Officials for the VA North Texas Health Care System say more than $250,000 has been spent in the last six months to improve safety on the ward, part of the VA hospital on South Lancaster Road.

But after four patient suicides in four months – including those of two men who hanged themselves during treatment in the 51-bed psychiatric unit – hospital officials effectively closed the ward two weekends ago.

Investigators from the Department of Veterans Affairs ordered patient records and other material after the latest suicide on April 4. They are expected to tour the hospital and begin assessing its safety next week.

Chris Demopoulos, a 58-year-old Marine Corps and Vietnam veteran, was released from the Dallas VA on Jan. 22. The next day he hanged himself from the second story of a La Quinta Inn in Plano.

His body was discovered by Pat Ahrens, a friend he had met in the veterans hospital. Two nights later, Mr. Ahrens, a 50-year-old landscaper and Air Force veteran, backed his silver Lincoln Navigator into an oversized storage unit on 14th Street in McKinney.

Family members said he swallowed handfuls of pills and washed them down with Bacardi and Coke. He died later that day.

Larry Johnson, a 55-year-old Air Force veteran, hanged himself using a modified wheelchair while he was a patient in the psychiatric ward on Feb. 5.

Two months later, another patient committed suicide at the hospital by attaching a sheet to a door frame and tossing a noose over the other side of the door.
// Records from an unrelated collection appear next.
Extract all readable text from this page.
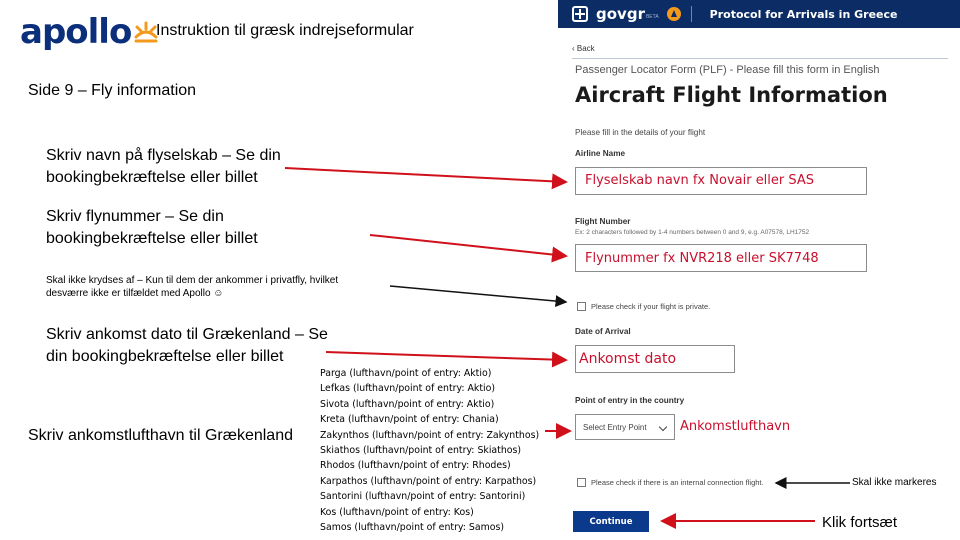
apollo Instruktion til græsk indrejseformular
Side 9 – Fly information
Skriv navn på flyselskab – Se din
bookingbekræftelse eller billet
Skriv flynummer – Se din
bookingbekræftelse eller billet
Skal ikke krydses af – Kun til dem der ankommer i privatfly, hvilket
desværre ikke er tilfældet med Apollo ☺
Skriv ankomst dato til Grækenland – Se
din bookingbekræftelse eller billet
Skriv ankomstlufthavn til Grækenland
Parga (lufthavn/point of entry: Aktio)
Lefkas (lufthavn/point of entry: Aktio)
Sivota (lufthavn/point of entry: Aktio)
Kreta (lufthavn/point of entry: Chania)
Zakynthos (lufthavn/point of entry: Zakynthos)
Skiathos (lufthavn/point of entry: Skiathos)
Rhodos (lufthavn/point of entry: Rhodes)
Karpathos (lufthavn/point of entry: Karpathos)
Santorini (lufthavn/point of entry: Santorini)
Kos (lufthavn/point of entry: Kos)
Samos (lufthavn/point of entry: Samos)
govgr BETA	Protocol for Arrivals in Greece
‹ Back
Passenger Locator Form (PLF) - Please fill this form in English
Aircraft Flight Information
Please fill in the details of your flight
Airline Name
Flyselskab navn fx Novair eller SAS
Flight Number
Ex: 2 characters followed by 1-4 numbers between 0 and 9, e.g. A07578, LH1752
Flynummer fx NVR218 eller SK7748
Please check if your flight is private.
Date of Arrival
Ankomst dato
Point of entry in the country
Select Entry Point	Ankomstlufthavn
Please check if there is an internal connection flight.
Continue
Skal ikke markeres
Klik fortsæt
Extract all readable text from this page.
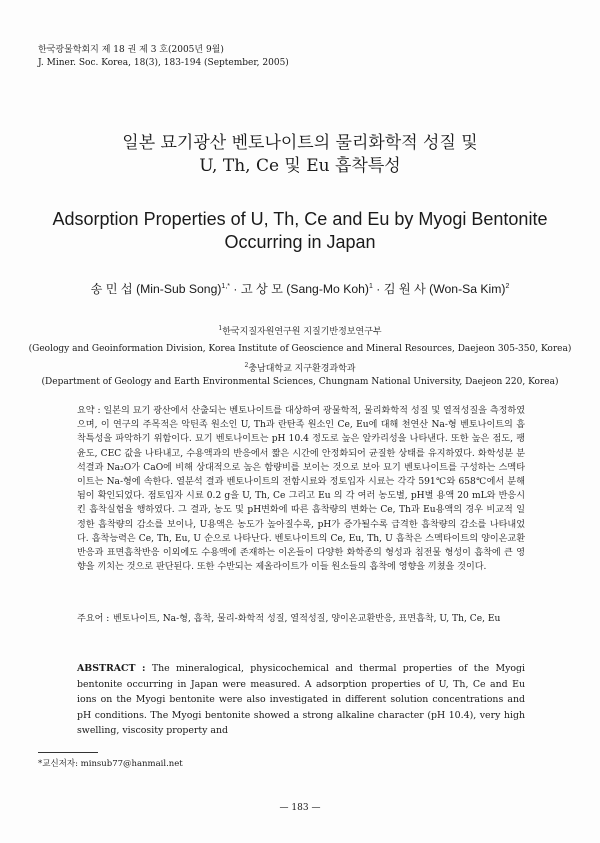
한국광물학회지 제 18 권 제 3 호(2005년 9월)
J. Miner. Soc. Korea, 18(3), 183-194 (September, 2005)
일본 묘기광산 벤토나이트의 물리화학적 성질 및
U, Th, Ce 및 Eu 흡착특성
Adsorption Properties of U, Th, Ce and Eu by Myogi Bentonite
Occurring in Japan
송 민 섭 (Min-Sub Song)$^{1,*}$ · 고 상 모 (Sang-Mo Koh)$^1$ · 김 원 사 (Won-Sa Kim)$^2$
$^1$한국지질자원연구원 지질기반정보연구부
(Geology and Geoinformation Division, Korea Institute of Geoscience and Mineral Resources, Daejeon 305-350, Korea)
$^2$충남대학교 지구환경과학과
(Department of Geology and Earth Environmental Sciences, Chungnam National University, Daejeon 220, Korea)
요약 : 일본의 묘기 광산에서 산출되는 벤토나이트를 대상하여 광물학적, 물리화학적 성질 및 열적성질을 측정하였으며, 이 연구의 주목적은 악틴족 원소인 U, Th과 란탄족 원소인 Ce, Eu에 대해 천연산 Na-형 벤토나이트의 흡착특성을 파악하기 위함이다. 묘기 벤토나이트는 pH 10.4 정도로 높은 알카리성을 나타낸다. 또한 높은 점도, 팽윤도, CEC 값을 나타내고, 수용액과의 반응에서 짧은 시간에 안정화되어 균질한 상태를 유지하였다. 화학성분 분석결과 Na₂O가 CaO에 비해 상대적으로 높은 함량비를 보이는 것으로 보아 묘기 벤토나이트를 구성하는 스멕타이트는 Na-형에 속한다. 열분석 결과 벤토나이트의 전함시료와 정토입자 시료는 각각 591℃와 658℃에서 분해됨이 확인되었다. 점토입자 시료 0.2 g을 U, Th, Ce 그리고 Eu 의 각 여러 농도별, pH별 용액 20 mL와 반응시킨 흡착실험을 행하였다. 그 결과, 농도 및 pH변화에 따른 흡착량의 변화는 Ce, Th과 Eu용액의 경우 비교적 일정한 흡착량의 감소를 보이나, U용액은 농도가 높아질수록, pH가 증가될수록 급격한 흡착량의 감소를 나타내었다. 흡착능력은 Ce, Th, Eu, U 순으로 나타난다. 벤토나이트의 Ce, Eu, Th, U 흡착은 스멕타이트의 양이온교환반응과 표면흡착반응 이외에도 수용액에 존재하는 이온들이 다양한 화학종의 형성과 침전물 형성이 흡착에 큰 영향을 끼치는 것으로 판단된다. 또한 수반되는 제올라이트가 이들 원소들의 흡착에 영향을 끼쳤을 것이다.
주요어 : 벤토나이트, Na-형, 흡착, 물리-화학적 성질, 열적성질, 양이온교환반응, 표면흡착, U, Th, Ce, Eu
ABSTRACT : The mineralogical, physicochemical and thermal properties of the Myogi bentonite occurring in Japan were measured. A adsorption properties of U, Th, Ce and Eu ions on the Myogi bentonite were also investigated in different solution concentrations and pH conditions. The Myogi bentonite showed a strong alkaline character (pH 10.4), very high swelling, viscosity property and
*교신저자: minsub77@hanmail.net
— 183 —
A local psychiatrist who finished his residency at the Dallas VA said it’s difficult to predict what mentally ill patients like Mr. Demopoulos and Mr. Ahrens will do once discharged from a hospital.

“But when you have suicides on the unit, where people should be checked every 15 minutes, that’s well within the control of the VA,” said the physician, who requested anonymity out of fear of professional retribution. “When that happens once, that’s really a problem. And then it happens again, that’s really unconscionable.”

He said the psychiatric unit does not meet the safety standards of other hospitals because of its age.

As recently as a few months ago, he said, most patients were cared for by resident physicians, the least experienced psychiatrists on the unit. The attending physicians, he said, only meet with patients at admission – never during their treatment, and they do not personally make the decisions about when patients are ready for discharge.

Dr. Catherine Orsak, head of mental health for the VA’s North Texas health system, said attending physicians see patients at least three times during their stay, including at discharge.

She said the age of the 68-year-old facility presents risks to suicidal patients. Door knobs, shower curtains and power cords can be used in hanging deaths. Windows can be broken, and even pencils can be instruments of self-destruction.

“It’s a challenge in an older facility and in older units to maintain the highest level of care,” Dr. Orsak said. “And yet we’ve put a lot of money and energy into it.”

She pointed to the more than $250,000 spent in the last six months.

“We thought we had completed everything we had identified,” she said. “The point is to identify risks and then determine how significant that risk is. It seems there is always something else to do.”